The answer was that they're pretty much going to stay the same. Good - they're a "signature" D&D thing. Let's not mess that up.
#3 was something about per-session resources and the answer was that it's not going to happen because it's unmanageable for the DM. Darn straight! It sounds like they're going to try to have a tight approach to game balance and that's fine, 3E and 4E both took that route. If you;re going to do that though the mushiness of "per session" becomes a problem. Otherwise I'm fine with it in games like Savage Worlds which are less concerned about balance and making the math more obvious.
Still having mixed feelings about this whole thing.
Oh, and a designer blog post here:
Our current plan is to condense skill and feat choices into two choices: background and theme. Background tells you where you came from, who you were, and what you are trained to do. Your background gives you a set of skills, specific tasks, areas of knowledge, or assets a character of that background ought to have. The thief background gives you Pick Pockets, Stealth, Streetwise, and Thieves’ Cant. The soldier background gives you Endurance, Intimidate, Survival, and an extra language. We want your abilities to carry the weight of basic task resolution, so these skills improve your chances when you perform tasks related to them or just let you do something, such as cook a meal, speak Goblin, or run for twice as long as the next person.
Alright, so the shortcut for picking skills is to pick a background now? OK, I suppose with the way they are changing skill checks to be based off of ability scores that's OK as long as there's an option to just pick skills directly.
Where background speaks to the skills you possess, your theme describes how you do the things you do. All fighters, for example, kick ass in combat because they are fighters. A sharpshooter fighter is awesome with ranged weapons while a slayer fighter dominates in hand-to-hand combat. Your theme helps you realize a certain style, technique, or flavor through the feats it offers. Each theme gives you several feats, starting with the first one right out of the gate. As you gain levels, your theme gives you additional feats that reflect the theme’s overall character.

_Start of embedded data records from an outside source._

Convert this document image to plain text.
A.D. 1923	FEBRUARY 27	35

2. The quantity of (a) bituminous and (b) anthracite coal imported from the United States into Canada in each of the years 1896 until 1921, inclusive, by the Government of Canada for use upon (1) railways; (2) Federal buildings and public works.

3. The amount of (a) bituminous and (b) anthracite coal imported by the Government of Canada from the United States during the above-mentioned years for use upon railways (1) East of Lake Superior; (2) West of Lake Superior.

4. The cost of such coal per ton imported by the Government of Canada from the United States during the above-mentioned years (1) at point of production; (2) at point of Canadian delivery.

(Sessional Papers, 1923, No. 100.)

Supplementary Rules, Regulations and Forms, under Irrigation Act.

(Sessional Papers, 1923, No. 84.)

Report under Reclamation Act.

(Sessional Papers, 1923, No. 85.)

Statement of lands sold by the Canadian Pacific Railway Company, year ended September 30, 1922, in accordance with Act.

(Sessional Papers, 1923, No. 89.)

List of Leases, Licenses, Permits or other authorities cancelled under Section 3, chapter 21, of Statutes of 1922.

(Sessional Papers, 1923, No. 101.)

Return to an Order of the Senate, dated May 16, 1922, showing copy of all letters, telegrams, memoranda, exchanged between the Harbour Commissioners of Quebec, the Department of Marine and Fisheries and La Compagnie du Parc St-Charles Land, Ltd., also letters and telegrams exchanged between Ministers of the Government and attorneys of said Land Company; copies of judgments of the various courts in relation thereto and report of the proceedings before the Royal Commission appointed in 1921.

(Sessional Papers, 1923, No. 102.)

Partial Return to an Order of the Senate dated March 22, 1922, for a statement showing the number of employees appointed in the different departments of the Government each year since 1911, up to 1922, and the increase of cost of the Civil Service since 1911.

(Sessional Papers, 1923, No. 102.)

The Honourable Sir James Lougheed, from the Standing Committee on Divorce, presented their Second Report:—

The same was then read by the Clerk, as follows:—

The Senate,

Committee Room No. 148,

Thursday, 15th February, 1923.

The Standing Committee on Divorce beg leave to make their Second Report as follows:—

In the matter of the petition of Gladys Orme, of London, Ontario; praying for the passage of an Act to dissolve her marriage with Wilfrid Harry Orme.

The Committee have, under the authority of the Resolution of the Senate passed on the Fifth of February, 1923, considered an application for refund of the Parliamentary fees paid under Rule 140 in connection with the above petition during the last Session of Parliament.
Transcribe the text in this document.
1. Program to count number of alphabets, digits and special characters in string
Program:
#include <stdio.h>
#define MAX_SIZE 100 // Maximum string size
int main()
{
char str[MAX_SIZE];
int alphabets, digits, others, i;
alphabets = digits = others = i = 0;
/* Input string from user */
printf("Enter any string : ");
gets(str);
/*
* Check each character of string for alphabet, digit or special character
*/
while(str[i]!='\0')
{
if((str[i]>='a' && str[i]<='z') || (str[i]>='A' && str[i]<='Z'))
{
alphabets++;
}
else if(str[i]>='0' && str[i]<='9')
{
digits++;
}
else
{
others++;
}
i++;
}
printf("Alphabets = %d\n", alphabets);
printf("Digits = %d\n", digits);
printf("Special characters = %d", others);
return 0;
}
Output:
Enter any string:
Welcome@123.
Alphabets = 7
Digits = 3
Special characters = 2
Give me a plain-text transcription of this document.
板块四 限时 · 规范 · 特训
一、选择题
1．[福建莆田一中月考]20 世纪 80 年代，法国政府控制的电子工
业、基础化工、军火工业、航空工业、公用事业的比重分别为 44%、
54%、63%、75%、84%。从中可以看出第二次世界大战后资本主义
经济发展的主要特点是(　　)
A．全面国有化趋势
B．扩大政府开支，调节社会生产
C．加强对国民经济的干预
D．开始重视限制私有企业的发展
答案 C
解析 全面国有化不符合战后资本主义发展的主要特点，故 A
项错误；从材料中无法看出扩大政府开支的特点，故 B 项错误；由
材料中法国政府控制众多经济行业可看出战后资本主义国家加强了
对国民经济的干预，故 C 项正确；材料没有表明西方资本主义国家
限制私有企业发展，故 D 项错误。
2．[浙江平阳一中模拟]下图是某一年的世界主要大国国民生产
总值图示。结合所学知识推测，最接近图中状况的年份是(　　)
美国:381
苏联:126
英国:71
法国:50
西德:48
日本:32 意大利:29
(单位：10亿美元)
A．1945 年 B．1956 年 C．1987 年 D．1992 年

Were feats really that hard to pick? You pick only one or two every other level? Do we need to "package" them too? This looks kind of like 2nd Edition's Kit concept in a more consistent mechanical form. Let's hope we don't see the regular errata and nerfing of feats like we did in 2E that would really screw up a preset chain of feats.
Rather than being a human fighter with Intimidate and Power Attack, I’m playing a human fighter who’s a soldier (background) that slays monsters (Slayer theme). Or I could be a thief (thief) who strikes from hidden positions (lurker theme). Or, I might be a mystical warrior who came from a wealthy family and can detect magic at will and might even one day get a familiar (without ever having to leave the fighter class).
It will be interesting to see if these backgrounds and themes are class or race specific - from the example given on the blog I don't think they are, but I can see this as an obvious route for expansion books: The Next Book of Elves might have Elf-specific Backgrounds and Themes (and thus Feats too). I suppose we can all see how it works when the Beta comes around.